Dissidents of the Rastriya Prajatantra Party (RPP) keep up the pressure on chairman Pashupati Shumsher Rana to hold a special convention. On June 9, they walked out of the central committee meeting in protest against its decision to form a seven-member committee,

with three members from either side, to verify, within 15 days, the signatures of 527 convention representatives. Demanding an outright announcement of a date, Padma Sundar Lawoti, the party’s vice chairman and dissident leader, announced the following day the group’s own schedule for July 13 and 14, even if the party leadership failed to hold the convention. However, signature verification is necessary.

The problem with the RPP is that, since its birth, it has acted more like a heterogeneous grouping of local chieftains holding sway over their respective areas. In the multiparty system restored in 1990, former Panchas, who had acted in an individual capacity during the 30 years of Panchayat, had to save their political future, and there was no way other than to form a party, and the RPP was born. But they have been unable to develop a party culture. What dominates their present row, like almost all feuds during the past 15 years, is not any important ideological or policy issue, but personal egos and interests, old rivalries, and other unworthy reasons.

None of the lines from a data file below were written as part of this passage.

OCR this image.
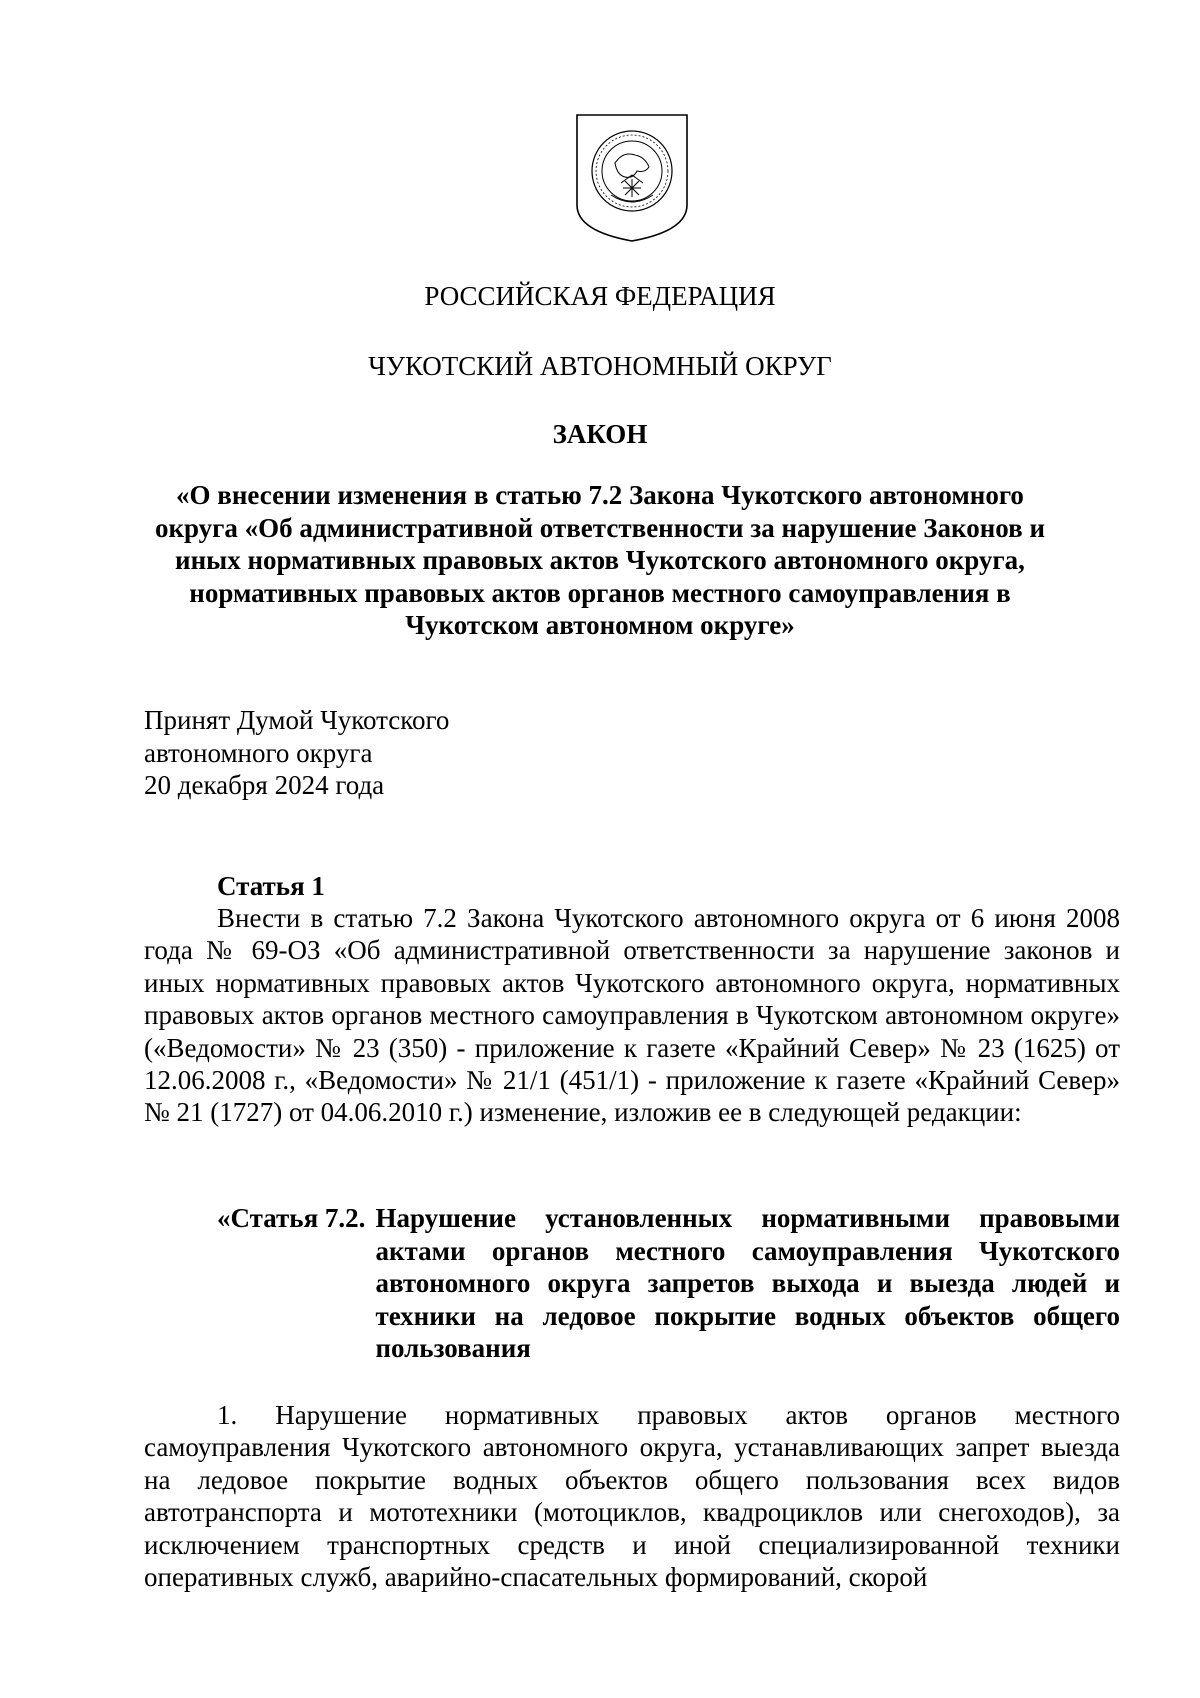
РОССИЙСКАЯ ФЕДЕРАЦИЯ
ЧУКОТСКИЙ АВТОНОМНЫЙ ОКРУГ
ЗАКОН
«О внесении изменения в статью 7.2 Закона Чукотского автономного округа «Об административной ответственности за нарушение Законов и иных нормативных правовых актов Чукотского автономного округа, нормативных правовых актов органов местного самоуправления в Чукотском автономном округе»
Принят Думой Чукотского
автономного округа
20 декабря 2024 года
Статья 1
Внести в статью 7.2 Закона Чукотского автономного округа от 6 июня 2008 года № 69-ОЗ «Об административной ответственности за нарушение законов и иных нормативных правовых актов Чукотского автономного округа, нормативных правовых актов органов местного самоуправления в Чукотском автономном округе» («Ведомости» № 23 (350) - приложение к газете «Крайний Север» № 23 (1625) от 12.06.2008 г., «Ведомости» № 21/1 (451/1) - приложение к газете «Крайний Север» № 21 (1727) от 04.06.2010 г.) изменение, изложив ее в следующей редакции:
«Статья 7.2. Нарушение установленных нормативными правовыми актами органов местного самоуправления Чукотского автономного округа запретов выхода и выезда людей и техники на ледовое покрытие водных объектов общего пользования
1. Нарушение нормативных правовых актов органов местного самоуправления Чукотского автономного округа, устанавливающих запрет выезда на ледовое покрытие водных объектов общего пользования всех видов автотранспорта и мототехники (мотоциклов, квадроциклов или снегоходов), за исключением транспортных средств и иной специализированной техники оперативных служб, аварийно-спасательных формирований, скорой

Though multiparty system is inoperative at present, it will have to come into full swing sooner rather than later. And too many party splits are not good for the system. Surya Bahadur Thapa and others recently broke away from the RPP to form the Rastriya Janashakti Party. The present squabble might result in another. Then the role of the RPP, which commanded five per cent seats in the dissolved Lower House, may diminish further. Moreover, perhaps being a party of former (anti-multiparty) Panchayat workers, the RPP has never taken to the streets for the cause of democracy. It is not a constituent of the seven-party alliance. These may work to its disadvantage when democracy is finally restored. As it is not founded on certain solid principles and ideology like the CPN-UML and the Nepali Congress, a question arises as to what will happen to the RPP when most of its local chieftains fade away from the scene.